CORTE SUPREMA DE JUSTICIA República de Colombia Corte Suprema de Justicia Radicado No.52081 CORTE SUPREMA DE JUSTICIA SALA DE CASACIÓN LABORAL RIGOBERTO ECHEVERRI BUENO Magistrado Ponente SL 759 – 2013 Radicación No.52081 Acta No. 34 Bogotá, D.C., veintidós (22) de octubre de dos mil trece (2013). Resuelve la Corte el recurso de casación que interpuso la parte demandada contra la sentencia proferida por la SALA LABORAL DEL TRIBUNAL SUPERIOR DEL DISTRITO JUDICIAL DE BARRANQUILLA, el 3 de diciembre de 2010, dentro del proceso ordinario laboral que PEDRO ANTONIO GÓMEZ SANJUAN promovió contra el BANCO POPULAR.
ANTECEDENTES Pedro Antonio Gómez San Juan demandó al Banco Popular a fin de que fuera condenado a pagarle la pensión de jubilación, debidamente indexada, a partir del 2 de julio de 2003, fecha en la que cumplió los 55 años de edad, en cuantía equivalente al 75% del salario promedio devengado durante el último año de servicios. Adujo como sustento de sus pretensiones que laboró para el Banco, como trabajador oficial, del 18 de septiembre de 1973 al 30 de octubre de 1999; con la reliquidación final de prestaciones se le reconoció un salario promedio de $944.601,00; nació el 2 de julio de 1948, es decir, cumplió los 55 años de edad en la mima fecha del año 2003; al 1 de abril de 1994 tenía más de 15 años de servicios por lo que era beneficiario del régimen de transición previsto en el artículo 36 de la Ley 100 de 1993, lo que le daba el derecho a pensionarse conforme a la Ley 33 de 1985, es decir con 20 años de servicio y 55 años de edad; reclamó su derecho ante la entidad pero le fue negado.
El Banco Popular contestó la demanda; aceptó los hechos relacionados con los extremos de la relación laboral, el salario promedio para liquidar el auxilio de cesantía y, también, que el demandante tenía derecho a que el ISS le reconociera la pensión de vejez, una vez reuniera los requisitos para tales efectos.

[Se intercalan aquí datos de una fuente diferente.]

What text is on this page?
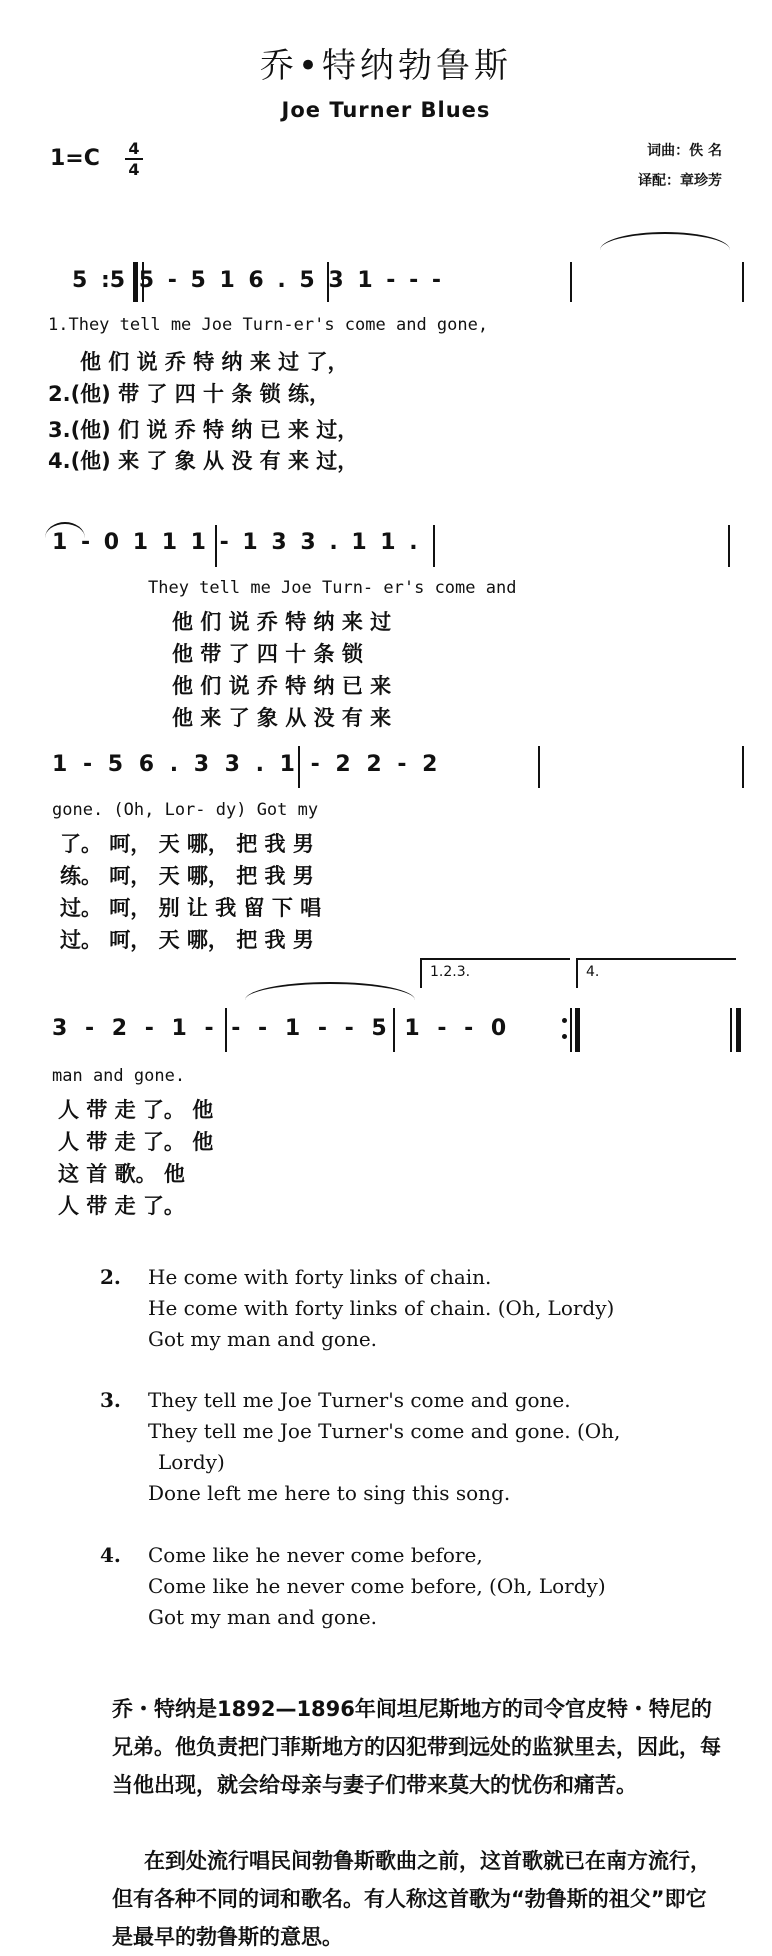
乔•特纳勃鲁斯
Joe Turner Blues
1=C 4
4
词曲：佚 名
译配：章珍芳
5 :5 5 - 5 1 6 . 5 3 1 - - -
1.They tell me Joe Turn-er's come and gone,
他 们 说 乔 特 纳 来 过 了，
2.(他) 带 了 四 十 条 锁 练，
3.(他) 们 说 乔 特 纳 已 来 过，
4.(他) 来 了 象 从 没 有 来 过，
1 - 0 1 1 1 - 1 3 3 . 1 1 .
They tell me Joe Turn- er's come and
他 们 说 乔 特 纳 来 过
他 带 了 四 十 条 锁
他 们 说 乔 特 纳 已 来
他 来 了 象 从 没 有 来
1 - 5 6 . 3 3 . 1 - 2 2 - 2
gone. (Oh, Lor- dy) Got my
了。 呵， 天 哪， 把 我 男
练。 呵， 天 哪， 把 我 男
过。 呵， 别 让 我 留 下 唱
过。 呵， 天 哪， 把 我 男
1.2.3.	4.
3 - 2 - 1 - - - 1 - - 5 1 - - 0
man and gone.
人 带 走 了。 他
人 带 走 了。 他
这 首 歌。 他
人 带 走 了。
2. He come with forty links of chain.
He come with forty links of chain. (Oh, Lordy)
Got my man and gone.
3. They tell me Joe Turner's come and gone.
They tell me Joe Turner's come and gone. (Oh,
Lordy)
Done left me here to sing this song.
4. Come like he never come before,
Come like he never come before, (Oh, Lordy)
Got my man and gone.
乔・特纳是1892—1896年间坦尼斯地方的司令官皮特・特尼的兄弟。他负责把门菲斯地方的囚犯带到远处的监狱里去，因此，每当他出现，就会给母亲与妻子们带来莫大的忧伤和痛苦。
在到处流行唱民间勃鲁斯歌曲之前，这首歌就已在南方流行，但有各种不同的词和歌名。有人称这首歌为“勃鲁斯的祖父”即它是最早的勃鲁斯的意思。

Negó el relacionado con que la ley aplicable al actor fuera la Ley 33 de 1985 y el referente a la calidad de trabajador oficial del demandante.
En su defensa adujo que éste no tenía derecho a la pensión reclamada y, por lo tanto, se opuso a la prosperidad de las pretensiones, proponiendo las excepciones de cosa juzgada, prescripción, inexistencia de la obligación y pago. Mediante sentencia del 28 de marzo de 2006, el Juzgado Segundo Laboral del Circuito de Barranquilla absolvió al Banco Popular de las súplicas de la demanda.
SENTENCIA DEL TRIBUNAL La Sala Laboral del Tribunal Superior del Distrito Judicial de Barranquilla desató el recurso de apelación interpuesto por la parte demandante y, en virtud de la sentencia que profirió el 3 de diciembre de 2010, revocó la dictada en primera instancia y, en su lugar, condenó al Banco Popular a pagar al demandante, la pensión de jubilación deprecada, a partir del 2 de julio de 2003, en cuantía equivalente a $708.450, indexada, “ desde la fecha en que acaeció el retiro del servicio al banco demandado, hasta la data en que cumplió los 55 años de edad, de ahí en adelante se le aplicarán los reajustes legales”.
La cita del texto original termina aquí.